Orang dewasa sebagai peserta didik berbeda sekali dengan anak usia dini dan remaja. Proses pembelajaran orang dewasa sangat unik karena proses belajar akan berlangsung apabila mereka terlibat langsung, ide dapat dihargai, dan materi ajar yang benar-benar dibutuhkan atau berkaitan dengan profesi serta hal baru bagi mereka (Najamuddin, tth).

Menurut Saraka tahun 2001 dalam (Kamil, tth), pada umumnya orang dewasa mereka memiliki kemampuan membaca, menulis, menghitung,  menguasai kemampuan verbal dan kecakapan mengambil keputusan yang relevan dengan kebutuhan pribadi serta tuntutan sosialnya. Karakteristik orang dewasa beragam sekali. Oleh karena itu diperlukan juga pemahaman mengenai bagaimana orang dewasa belajar untuk dapat mencapai hasil belajar yang optimal.

Menurut Pannen dan Malati (1994), proses belajar orang dewasa mempunyai beberapa tahapan, yaitu :
  1. Kesadaran, yaitu pengenalan terhadap materi yang dipelajari
  2. Pemahaman, mulai dapat memahami konsep atau prinsip bahan yang dipelajari
  3. Keterampilan, bila di dalam proses pembelajaran diberikan kesempatan untuk praktek, peserta akan dapat mencapai tahap penguasaan keterampilan
  4. Penerapan pengetahuan dan keterampilan
  5. Sikap, setelah menerapkan pengetahuan dan mempraktekkan peserta akan mempunyai sikap tertentu
Berdasarkan tahapan tersebut, ketika memulai proses pembelajaran orang dewasa tersebut harus menyadari betul kebutuhan belajarnya dan keterkaitan materi yang dipelajari terhadap kebutuhan tersebut. Kesadaran ini akan mendorong mereka untuk memahami pengetahuan dan menguasai keterampilan yang harus dipelajari. Selanjutnya menerapkan pengetahuan dan keterampilan dalam kehidupan sehari-hari. Konsekuensi dari pengalaman setelah menerapkan tersebut, akan muncul sikap, baik positif maupun negatif. Tentu saja ketika orang dewasa mendapatkan manfaat dari hal yang dipelajari akan muncul sikap positif dan sebaliknya apabila mereka tidak mendapatkan manfaat apapun, muncul sikap negatif.

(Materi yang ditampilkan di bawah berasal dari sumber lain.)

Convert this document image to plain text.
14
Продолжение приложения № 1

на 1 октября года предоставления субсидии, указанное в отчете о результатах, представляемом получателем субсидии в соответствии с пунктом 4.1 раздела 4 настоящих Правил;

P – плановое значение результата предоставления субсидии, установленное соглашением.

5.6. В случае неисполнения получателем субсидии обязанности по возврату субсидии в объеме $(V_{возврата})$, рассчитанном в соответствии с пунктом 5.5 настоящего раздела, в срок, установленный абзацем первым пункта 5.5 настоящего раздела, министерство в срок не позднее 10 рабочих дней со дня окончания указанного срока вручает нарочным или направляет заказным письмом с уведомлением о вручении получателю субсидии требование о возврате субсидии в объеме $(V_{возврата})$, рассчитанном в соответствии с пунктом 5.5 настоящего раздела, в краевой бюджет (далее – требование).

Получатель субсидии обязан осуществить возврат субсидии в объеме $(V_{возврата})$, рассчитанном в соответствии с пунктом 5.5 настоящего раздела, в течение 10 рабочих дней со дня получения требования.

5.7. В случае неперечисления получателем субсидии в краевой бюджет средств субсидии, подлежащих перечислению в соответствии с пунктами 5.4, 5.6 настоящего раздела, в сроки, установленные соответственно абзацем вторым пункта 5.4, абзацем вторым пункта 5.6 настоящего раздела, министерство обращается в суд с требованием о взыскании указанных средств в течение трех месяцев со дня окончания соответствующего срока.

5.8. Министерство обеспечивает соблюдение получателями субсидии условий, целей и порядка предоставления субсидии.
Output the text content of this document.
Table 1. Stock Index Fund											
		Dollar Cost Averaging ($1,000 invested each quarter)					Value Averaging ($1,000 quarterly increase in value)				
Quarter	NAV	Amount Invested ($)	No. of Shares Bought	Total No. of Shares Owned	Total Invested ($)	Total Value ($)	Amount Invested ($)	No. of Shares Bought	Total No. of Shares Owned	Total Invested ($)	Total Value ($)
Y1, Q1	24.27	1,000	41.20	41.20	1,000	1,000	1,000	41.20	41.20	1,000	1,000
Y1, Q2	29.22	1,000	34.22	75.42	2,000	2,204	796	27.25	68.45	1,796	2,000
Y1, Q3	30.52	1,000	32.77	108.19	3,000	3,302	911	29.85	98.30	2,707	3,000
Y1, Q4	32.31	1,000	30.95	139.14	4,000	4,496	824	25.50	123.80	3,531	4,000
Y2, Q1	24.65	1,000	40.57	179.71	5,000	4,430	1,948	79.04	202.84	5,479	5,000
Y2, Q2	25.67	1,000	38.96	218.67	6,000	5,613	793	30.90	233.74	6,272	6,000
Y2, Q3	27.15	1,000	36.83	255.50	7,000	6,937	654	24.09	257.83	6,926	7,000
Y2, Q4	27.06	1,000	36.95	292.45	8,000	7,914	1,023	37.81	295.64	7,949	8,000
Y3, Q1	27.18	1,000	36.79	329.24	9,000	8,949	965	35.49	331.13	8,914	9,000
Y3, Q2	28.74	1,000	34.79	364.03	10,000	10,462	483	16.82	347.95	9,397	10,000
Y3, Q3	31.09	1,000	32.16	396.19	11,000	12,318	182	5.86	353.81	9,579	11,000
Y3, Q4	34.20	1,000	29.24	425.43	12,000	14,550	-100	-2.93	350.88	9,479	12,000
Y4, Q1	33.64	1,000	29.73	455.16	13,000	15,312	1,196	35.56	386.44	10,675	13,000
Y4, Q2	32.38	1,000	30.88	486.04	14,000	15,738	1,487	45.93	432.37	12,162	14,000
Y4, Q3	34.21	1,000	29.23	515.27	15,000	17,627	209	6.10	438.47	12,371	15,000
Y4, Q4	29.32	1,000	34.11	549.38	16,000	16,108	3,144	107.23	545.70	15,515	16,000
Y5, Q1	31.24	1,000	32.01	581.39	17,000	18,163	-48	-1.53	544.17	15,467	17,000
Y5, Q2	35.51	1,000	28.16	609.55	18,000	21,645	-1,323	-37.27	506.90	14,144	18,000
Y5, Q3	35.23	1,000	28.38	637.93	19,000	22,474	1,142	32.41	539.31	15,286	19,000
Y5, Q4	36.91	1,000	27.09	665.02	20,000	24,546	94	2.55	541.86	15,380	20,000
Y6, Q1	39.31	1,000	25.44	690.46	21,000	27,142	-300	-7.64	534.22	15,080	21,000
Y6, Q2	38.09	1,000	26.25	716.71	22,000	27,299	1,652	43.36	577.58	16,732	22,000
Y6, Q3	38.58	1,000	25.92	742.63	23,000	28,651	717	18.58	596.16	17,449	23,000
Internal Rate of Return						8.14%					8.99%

Ada beberapa asumsi mengenai perilaku belajar orang dewasa menurut Lindeman (Knowles, 1990), antara lain :
  1. Orang dewasa selalu termotivasi untuk belajar sesuai dengan kebutuhan akan pengalaman dan minat bahwa belajar akan memuaskan. Oleh karena itu, hal ini merupakan salah satu cara untuk memulai mengorganisasikan aktivitas belajar orang dewasa.
  2. Orientasi belajar orang dewasa orang dewasa adalah berpusat pada kehidupan. Oleh karena itu unit belajar yang tepat untuk mengorganisasikan adalah situasi nyata, bukan hal yang bersifat imaginatif.

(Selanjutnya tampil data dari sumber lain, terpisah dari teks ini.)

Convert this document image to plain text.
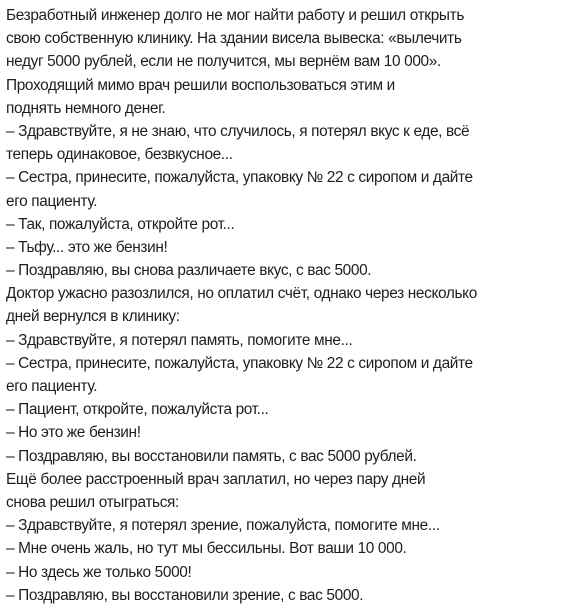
Безработный инженер долго не мог найти работу и решил открыть
свою собственную клинику. На здании висела вывеска: «вылечить
недуг 5000 рублей, если не получится, мы вернём вам 10 000».
Проходящий мимо врач решили воспользоваться этим и
поднять немного денег.
– Здравствуйте, я не знаю, что случилось, я потерял вкус к еде, всё
теперь одинаковое, безвкусное...
– Сестра, принесите, пожалуйста, упаковку № 22 с сиропом и дайте
его пациенту.
– Так, пожалуйста, откройте рот...
– Тьфу... это же бензин!
– Поздравляю, вы снова различаете вкус, с вас 5000.
Доктор ужасно разозлился, но оплатил счёт, однако через несколько
дней вернулся в клинику:
– Здравствуйте, я потерял память, помогите мне...
– Сестра, принесите, пожалуйста, упаковку № 22 с сиропом и дайте
его пациенту.
– Пациент, откройте, пожалуйста рот...
– Но это же бензин!
– Поздравляю, вы восстановили память, с вас 5000 рублей.
Ещё более расстроенный врач заплатил, но через пару дней
снова решил отыграться:
– Здравствуйте, я потерял зрение, пожалуйста, помогите мне...
– Мне очень жаль, но тут мы бессильны. Вот ваши 10 000.
– Но здесь же только 5000!
– Поздравляю, вы восстановили зрение, с вас 5000.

  3. Pengalaman merupakan sumber belaar yang paling kaya dalam belajar orang dewasa. Oleh karena itu, metode pendidikan untuk orang dewasa adalah analisis pengalaman.

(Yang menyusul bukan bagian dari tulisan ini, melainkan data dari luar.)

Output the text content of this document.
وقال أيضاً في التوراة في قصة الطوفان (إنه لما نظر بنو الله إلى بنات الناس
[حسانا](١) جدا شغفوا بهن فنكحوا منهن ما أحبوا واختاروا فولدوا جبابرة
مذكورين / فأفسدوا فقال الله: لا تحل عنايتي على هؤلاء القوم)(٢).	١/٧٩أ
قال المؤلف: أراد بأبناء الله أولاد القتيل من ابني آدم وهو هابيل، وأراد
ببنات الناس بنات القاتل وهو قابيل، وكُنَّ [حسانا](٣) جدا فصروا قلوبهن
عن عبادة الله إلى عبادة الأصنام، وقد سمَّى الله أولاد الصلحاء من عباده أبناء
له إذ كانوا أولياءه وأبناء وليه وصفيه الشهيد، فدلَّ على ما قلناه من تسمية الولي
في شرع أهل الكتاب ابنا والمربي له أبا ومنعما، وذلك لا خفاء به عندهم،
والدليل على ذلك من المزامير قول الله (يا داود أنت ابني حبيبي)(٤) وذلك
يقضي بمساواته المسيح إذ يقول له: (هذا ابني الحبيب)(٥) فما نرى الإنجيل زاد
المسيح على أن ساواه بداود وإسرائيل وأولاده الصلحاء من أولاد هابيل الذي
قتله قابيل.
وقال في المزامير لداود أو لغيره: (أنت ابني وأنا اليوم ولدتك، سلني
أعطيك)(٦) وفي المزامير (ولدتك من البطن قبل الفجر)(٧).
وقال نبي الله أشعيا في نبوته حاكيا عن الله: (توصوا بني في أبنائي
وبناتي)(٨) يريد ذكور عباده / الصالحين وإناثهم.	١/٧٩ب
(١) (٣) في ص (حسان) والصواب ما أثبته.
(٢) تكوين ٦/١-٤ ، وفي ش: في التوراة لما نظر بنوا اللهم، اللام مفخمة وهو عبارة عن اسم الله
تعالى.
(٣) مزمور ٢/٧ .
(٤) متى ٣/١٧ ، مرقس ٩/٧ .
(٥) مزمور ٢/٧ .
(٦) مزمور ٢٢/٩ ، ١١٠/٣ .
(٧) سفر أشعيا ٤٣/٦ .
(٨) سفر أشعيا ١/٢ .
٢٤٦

  4. Orang dewasa mempunyai kebutuhan yang mendalam untuk mengarahkan diri sendiri. Dengan demikian peran instruktur/trainer adalah menghubungkan proses eksplorasi yang seimbang dengan mereka daripada hanya sekedar mentransfer pengetahuan.
  5. Perbedaan individu makin meningkat seiring dengan bertambahnya usia. Untuk itu, pembelajaran orang dewasa seharusnya memberikan perbedaan dalam gaya, waktu, tempat dan tahapan belajar.
Dengan adanya asumsi di atas, maka untuk menciptakan suasana pembelajaran orang dewasa yang efektif dan efisien perlu memperhatikan beberapa prinsip belajar bagi orang dewasa, yaitu :
  1. Partisipasi Aktif. Orang dewasa akan dapat belajar dengan baik apabila secara penuh mengambil bagian dalam aktivitas pembelajaran
  2. Materinya Menarik. Orang dewasa akan belajar dengan baik apabila materinya menarik bagi dia dan ada dalam kehidupan sehari-hari
  3. Bermanfaat. Orang dewasa akan belajar dengan sebaik mungkin apabila apa yang dipelajari bermanfaat dan dapat diterapkan
  4. Dorongan dan Pengulangan. Dorongan semangat dan pengulangan terus-menerus akan membantu orang dewasa untuk belajar lebih baik
  5. Kesempatan Mengembangkan. Orang dewasa akan belajar sebaik mungkin apabila dia mempunyai kesempatan yang memadai untuk mengembangkan pengetahuan, sikap dan keterampilannya
  6. Pengaruh Pengalaman. Proses belajar orang dewasa dipengaruhi oleh pengalamanpengalamannya yang lalu dan daya pikirnya
  7. Saling Pengertian. Saling pengertian yang lebih baik akan membantu pencapaian tujuan pembelajaran
  8. Belajar Situasi Nyata. Orang dewasa akan lebih banyak belajar dari situasi kehidupan nyata
  9. Pemusatan Perhatian. Orang dewasa tidak dapat memusatkan perhatian untuk waktu yang lama kalau hanya mendengar saja
  10. Kombinasi Audio dan Visual. Orang dewasa mencapai retensi (penyimpanan) tertinggi melalui kombinasi kata-kata dan visual

Faktor-faktor Yang Mempengaruhi Proses Pembelajaran Orang Dewasa
Proses dan perilaku belajar orang dewasa sangat dipengaruhi oleh beberapa faktor. Permasalahan-permasalahan yang terjadi ketika belajar, seringkali perlu dipahami dengan mengetahui faktor-faktor yang mempengaruhi hal tersebut. Ada beberapa faktor fisik dan psikis yang mempengaruhi proses belajar pada orang dewasa. Faktor-faktor tersebut adalah :
  1. Faktor-faktor Fisik
  1. Faktor penglihatan dan pendengaran Seiring dengan bertambahnya usia, ketajaman penglihatan dan pendengaran mulai berkurang. Oleh karena itu sebaiknya peserta pembelajaran tidak terlalu banyak. Jumlah peserta diusahakan antara 15-25 orang, sehingga memungkinkan penataan kursi lebih dekat dengan sumber belajar. Media pembelajaran ditempatkan sedemikian rupa sehingga semua peserta dapat melihat dan mendengarnya dengan jelas.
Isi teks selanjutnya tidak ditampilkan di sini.